His answer seems simple enough, we’re to ‘please God’. By that he means, we’re to lead lives that lift us above the norm. We are to love one another as God loves us, but also resist the temptations and evils of the world; and that’s not always easy to do.
The story is told of woman who was tail-gating the driver in front of her on a busy city street. Suddenly the traffic light ahead turned yellow. The driver in front, did what any good driver is expected to do, he brought his car to a stop. But the woman behind him was in a hurry so this infuriated her and she began angrily honking her horn and screaming at him out the window, that he’d made her loose her chance to get through the light.

As she was in mid-rant, a police officer with a very stern look on his face approached her car and ordered to get out with her hands up. The officer then proceeded to take her to the police station where she was searched, finger printed, photographed, and placed in a holding cell.

After a couple of hours, an officer came to her cell; opened the door and escorted her back to the booking desk where the arresting officer was waiting with her personal belongings.

"Madam”, he said, “I'm very sorry for this mistake, but, you see, I pulled up behind your car while you were blowing your horn, venting your anger at the guy in front of you, and cussing a blue streak at him. I also noticed the 'What Would Jesus Do' bumper sticker, and the chrome-plated Christian fish emblem on the trunk, and so quite naturally... I assumed you’d stolen the car!"

Have you ever noticed how your behaviour changes when you are wearing an obviously Christian symbol?

In Luke’s Gospel Jesus tells His disciples that;- “From everyone who has been given much, much will be demanded;” (Luke 12:48) In other words, much more will be expected of those of us who have had the benefit of hearing the Gospel, than of those who haven’t.

Author Patrick Morley, in his book entitled ‘I Surrender’ - says that the Christian Church has an integrity problem because so many of us can add Christ to our lives, - but we can’t subtract sin. He calls this a ‘change in belief without a change in behaviour;” or - “revival with reformation but without repentance.’
For those who are having difficulty with his advice, Paul adds a rather strong motivator, saying: “For we must all appear before the judgment seat of Christ, so each of us may receive what is due us for the things done while in the body, whether good or bad.” (II Cor. 5:10)

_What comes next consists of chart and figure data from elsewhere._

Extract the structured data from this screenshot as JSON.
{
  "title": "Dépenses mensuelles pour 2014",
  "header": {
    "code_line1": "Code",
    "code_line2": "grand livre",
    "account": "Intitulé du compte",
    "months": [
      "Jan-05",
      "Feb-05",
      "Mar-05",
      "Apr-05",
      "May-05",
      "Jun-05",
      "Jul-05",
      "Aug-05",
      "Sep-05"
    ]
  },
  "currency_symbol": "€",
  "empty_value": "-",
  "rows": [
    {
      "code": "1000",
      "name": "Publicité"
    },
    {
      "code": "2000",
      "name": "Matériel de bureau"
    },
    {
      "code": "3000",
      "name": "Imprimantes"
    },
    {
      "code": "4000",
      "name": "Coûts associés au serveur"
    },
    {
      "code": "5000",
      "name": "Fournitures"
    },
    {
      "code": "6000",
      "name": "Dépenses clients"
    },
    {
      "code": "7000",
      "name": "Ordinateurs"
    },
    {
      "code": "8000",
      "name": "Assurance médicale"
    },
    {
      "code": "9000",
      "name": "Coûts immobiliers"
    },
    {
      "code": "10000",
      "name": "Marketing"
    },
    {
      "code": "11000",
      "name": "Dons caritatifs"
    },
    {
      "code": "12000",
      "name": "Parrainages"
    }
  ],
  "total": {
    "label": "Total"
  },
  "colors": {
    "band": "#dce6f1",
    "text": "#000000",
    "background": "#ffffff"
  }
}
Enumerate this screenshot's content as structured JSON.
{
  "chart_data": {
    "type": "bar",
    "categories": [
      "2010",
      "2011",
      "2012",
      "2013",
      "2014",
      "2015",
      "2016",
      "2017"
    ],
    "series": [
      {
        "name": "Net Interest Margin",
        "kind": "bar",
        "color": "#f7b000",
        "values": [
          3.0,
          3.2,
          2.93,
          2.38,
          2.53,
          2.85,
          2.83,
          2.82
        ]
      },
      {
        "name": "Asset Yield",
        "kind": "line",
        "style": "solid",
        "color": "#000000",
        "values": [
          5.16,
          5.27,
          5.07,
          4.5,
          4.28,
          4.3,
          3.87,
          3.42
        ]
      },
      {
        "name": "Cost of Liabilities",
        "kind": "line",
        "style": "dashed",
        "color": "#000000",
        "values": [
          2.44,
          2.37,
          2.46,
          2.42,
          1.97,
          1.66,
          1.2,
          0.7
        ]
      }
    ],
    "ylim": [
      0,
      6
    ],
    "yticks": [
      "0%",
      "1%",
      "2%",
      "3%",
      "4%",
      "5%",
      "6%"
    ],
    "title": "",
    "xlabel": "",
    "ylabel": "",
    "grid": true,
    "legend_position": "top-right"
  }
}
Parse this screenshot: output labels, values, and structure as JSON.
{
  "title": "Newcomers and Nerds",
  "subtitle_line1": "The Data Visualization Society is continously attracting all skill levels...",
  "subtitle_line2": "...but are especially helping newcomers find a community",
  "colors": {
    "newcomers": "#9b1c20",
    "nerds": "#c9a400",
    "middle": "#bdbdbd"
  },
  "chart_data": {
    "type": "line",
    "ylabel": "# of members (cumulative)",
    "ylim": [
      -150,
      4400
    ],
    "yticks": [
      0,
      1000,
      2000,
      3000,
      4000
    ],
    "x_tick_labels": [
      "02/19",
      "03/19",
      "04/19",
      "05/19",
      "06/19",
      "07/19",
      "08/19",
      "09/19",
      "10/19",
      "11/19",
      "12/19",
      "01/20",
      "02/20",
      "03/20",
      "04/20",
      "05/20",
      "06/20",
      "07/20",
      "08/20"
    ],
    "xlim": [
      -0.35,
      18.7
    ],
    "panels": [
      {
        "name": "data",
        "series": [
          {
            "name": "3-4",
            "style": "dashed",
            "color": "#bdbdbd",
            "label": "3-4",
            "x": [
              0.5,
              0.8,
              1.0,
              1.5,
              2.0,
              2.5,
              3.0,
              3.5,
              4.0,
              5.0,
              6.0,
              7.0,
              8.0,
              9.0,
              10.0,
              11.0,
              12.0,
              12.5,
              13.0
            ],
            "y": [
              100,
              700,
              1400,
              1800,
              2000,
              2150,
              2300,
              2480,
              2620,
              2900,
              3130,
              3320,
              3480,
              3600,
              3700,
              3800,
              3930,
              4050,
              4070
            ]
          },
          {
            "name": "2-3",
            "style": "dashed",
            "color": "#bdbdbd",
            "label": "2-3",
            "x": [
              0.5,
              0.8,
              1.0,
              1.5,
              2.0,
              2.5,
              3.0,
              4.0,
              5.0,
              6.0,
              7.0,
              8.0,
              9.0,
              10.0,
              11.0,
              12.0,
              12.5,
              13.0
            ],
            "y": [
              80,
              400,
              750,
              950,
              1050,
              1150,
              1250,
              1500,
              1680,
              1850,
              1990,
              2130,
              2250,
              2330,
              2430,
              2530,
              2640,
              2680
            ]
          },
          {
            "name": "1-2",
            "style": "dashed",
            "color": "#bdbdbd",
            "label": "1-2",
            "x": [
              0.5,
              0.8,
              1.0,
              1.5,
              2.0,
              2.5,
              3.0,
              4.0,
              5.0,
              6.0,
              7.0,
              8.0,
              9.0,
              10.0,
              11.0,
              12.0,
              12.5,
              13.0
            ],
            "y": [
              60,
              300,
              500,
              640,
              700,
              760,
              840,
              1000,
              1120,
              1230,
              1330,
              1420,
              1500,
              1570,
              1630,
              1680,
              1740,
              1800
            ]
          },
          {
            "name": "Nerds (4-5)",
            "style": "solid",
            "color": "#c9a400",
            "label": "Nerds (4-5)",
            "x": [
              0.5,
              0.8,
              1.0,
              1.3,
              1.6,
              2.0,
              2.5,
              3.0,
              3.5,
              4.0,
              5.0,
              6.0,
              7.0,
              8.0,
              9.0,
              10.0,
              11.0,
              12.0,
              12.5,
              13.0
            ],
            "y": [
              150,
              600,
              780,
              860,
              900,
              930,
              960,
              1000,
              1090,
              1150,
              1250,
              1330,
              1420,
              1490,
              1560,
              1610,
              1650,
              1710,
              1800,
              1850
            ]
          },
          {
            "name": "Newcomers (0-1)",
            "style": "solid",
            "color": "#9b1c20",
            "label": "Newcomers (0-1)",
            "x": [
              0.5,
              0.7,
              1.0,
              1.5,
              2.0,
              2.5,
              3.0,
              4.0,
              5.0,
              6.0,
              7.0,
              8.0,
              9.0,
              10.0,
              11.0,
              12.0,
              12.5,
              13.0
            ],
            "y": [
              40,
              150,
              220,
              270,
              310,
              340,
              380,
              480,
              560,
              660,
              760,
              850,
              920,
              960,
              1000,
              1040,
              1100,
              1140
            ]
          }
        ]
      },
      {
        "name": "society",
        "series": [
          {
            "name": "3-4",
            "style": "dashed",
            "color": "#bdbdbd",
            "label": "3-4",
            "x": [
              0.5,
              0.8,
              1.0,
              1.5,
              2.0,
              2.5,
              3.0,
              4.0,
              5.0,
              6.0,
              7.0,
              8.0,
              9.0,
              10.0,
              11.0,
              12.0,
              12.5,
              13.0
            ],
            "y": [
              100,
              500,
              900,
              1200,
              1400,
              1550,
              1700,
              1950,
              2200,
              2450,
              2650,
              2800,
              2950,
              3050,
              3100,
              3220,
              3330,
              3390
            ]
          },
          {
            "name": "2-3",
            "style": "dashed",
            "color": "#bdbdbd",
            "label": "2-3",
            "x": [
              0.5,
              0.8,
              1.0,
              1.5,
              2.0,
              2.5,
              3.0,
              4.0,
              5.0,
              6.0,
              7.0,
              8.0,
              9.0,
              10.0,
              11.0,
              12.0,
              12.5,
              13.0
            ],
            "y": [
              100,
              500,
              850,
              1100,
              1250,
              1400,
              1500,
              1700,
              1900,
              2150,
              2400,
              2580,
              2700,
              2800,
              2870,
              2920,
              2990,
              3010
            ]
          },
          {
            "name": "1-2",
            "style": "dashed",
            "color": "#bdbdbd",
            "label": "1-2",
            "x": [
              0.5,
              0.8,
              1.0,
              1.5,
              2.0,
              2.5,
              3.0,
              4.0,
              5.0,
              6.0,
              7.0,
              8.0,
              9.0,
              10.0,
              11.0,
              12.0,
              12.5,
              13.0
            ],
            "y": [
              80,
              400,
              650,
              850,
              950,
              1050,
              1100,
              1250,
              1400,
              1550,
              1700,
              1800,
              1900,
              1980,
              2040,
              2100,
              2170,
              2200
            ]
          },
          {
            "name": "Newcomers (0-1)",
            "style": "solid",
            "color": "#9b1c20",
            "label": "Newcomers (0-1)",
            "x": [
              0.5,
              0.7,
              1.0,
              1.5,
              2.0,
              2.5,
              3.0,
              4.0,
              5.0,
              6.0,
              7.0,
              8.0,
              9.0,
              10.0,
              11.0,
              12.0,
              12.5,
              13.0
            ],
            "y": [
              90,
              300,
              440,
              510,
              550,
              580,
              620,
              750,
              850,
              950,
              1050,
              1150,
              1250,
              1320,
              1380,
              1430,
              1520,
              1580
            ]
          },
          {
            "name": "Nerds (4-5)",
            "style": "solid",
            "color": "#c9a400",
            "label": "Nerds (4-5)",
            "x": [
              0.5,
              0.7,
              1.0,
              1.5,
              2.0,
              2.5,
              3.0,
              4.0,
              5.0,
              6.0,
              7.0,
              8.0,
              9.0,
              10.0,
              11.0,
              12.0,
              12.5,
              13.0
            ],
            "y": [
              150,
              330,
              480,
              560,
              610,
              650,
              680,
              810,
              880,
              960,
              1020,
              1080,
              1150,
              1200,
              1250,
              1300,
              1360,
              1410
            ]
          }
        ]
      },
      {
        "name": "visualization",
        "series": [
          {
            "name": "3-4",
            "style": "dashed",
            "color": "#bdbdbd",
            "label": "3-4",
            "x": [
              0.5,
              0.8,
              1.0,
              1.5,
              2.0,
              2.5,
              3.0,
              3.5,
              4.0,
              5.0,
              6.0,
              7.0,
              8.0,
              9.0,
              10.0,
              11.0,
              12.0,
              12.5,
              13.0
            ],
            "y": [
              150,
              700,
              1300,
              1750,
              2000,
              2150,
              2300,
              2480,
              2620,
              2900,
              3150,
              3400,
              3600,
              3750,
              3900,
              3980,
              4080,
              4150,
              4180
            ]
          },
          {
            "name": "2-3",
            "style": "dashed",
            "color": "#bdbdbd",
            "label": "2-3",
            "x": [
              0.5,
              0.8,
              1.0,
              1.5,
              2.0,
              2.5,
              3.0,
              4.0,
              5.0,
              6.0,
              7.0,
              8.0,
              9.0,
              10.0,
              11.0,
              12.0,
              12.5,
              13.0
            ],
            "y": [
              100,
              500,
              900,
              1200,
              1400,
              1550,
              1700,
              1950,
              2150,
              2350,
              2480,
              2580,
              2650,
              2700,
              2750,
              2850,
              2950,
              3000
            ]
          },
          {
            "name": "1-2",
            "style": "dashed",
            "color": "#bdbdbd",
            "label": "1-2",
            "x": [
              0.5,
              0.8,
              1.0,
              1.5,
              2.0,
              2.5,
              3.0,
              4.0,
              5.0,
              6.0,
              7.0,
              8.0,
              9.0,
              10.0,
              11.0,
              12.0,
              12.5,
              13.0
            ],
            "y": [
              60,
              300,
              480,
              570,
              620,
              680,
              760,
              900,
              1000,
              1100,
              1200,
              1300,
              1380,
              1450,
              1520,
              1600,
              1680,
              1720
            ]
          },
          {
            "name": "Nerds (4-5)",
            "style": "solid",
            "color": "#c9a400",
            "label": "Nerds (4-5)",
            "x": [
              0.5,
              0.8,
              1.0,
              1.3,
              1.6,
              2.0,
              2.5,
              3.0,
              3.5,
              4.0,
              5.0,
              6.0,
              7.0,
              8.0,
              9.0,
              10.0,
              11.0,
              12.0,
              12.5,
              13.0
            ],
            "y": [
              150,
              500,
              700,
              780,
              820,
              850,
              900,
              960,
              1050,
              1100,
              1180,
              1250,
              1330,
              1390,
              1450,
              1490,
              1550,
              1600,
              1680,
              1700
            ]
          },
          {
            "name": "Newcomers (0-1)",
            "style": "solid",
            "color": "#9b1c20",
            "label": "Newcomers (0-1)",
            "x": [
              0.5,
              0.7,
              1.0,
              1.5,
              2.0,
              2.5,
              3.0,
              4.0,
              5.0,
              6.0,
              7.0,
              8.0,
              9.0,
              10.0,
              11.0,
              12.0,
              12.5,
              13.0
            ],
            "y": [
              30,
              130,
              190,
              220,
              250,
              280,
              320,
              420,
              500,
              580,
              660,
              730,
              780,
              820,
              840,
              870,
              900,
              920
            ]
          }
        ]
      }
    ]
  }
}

I listen to satellite radio in my car. Some of the stations have commercials. One commercial really annoys me. It’s an advertisement for a company that say it can help people get out of debt. The message in the commercial is this: “Credit card debt is not your fault, it’s the credit card companies who are at fault.” Now I don’t know how you respond to a message like this, but my response is – “You’re wrong, it‘s not the company that’s at fault, it’s the consumer who ran up the debt who’s the guilty one! No one forces you to spend money!

As Christians, we need to accept responsibility for our behaviour. We can’t simply blame others. And the Gospel proclaims that message loud and clear. We are responsible for our own behaviour.

But friends, we need always remember; we don’t earn our way into heaven. Heaven isn’t the reward for a good life, it’s the consequence of it.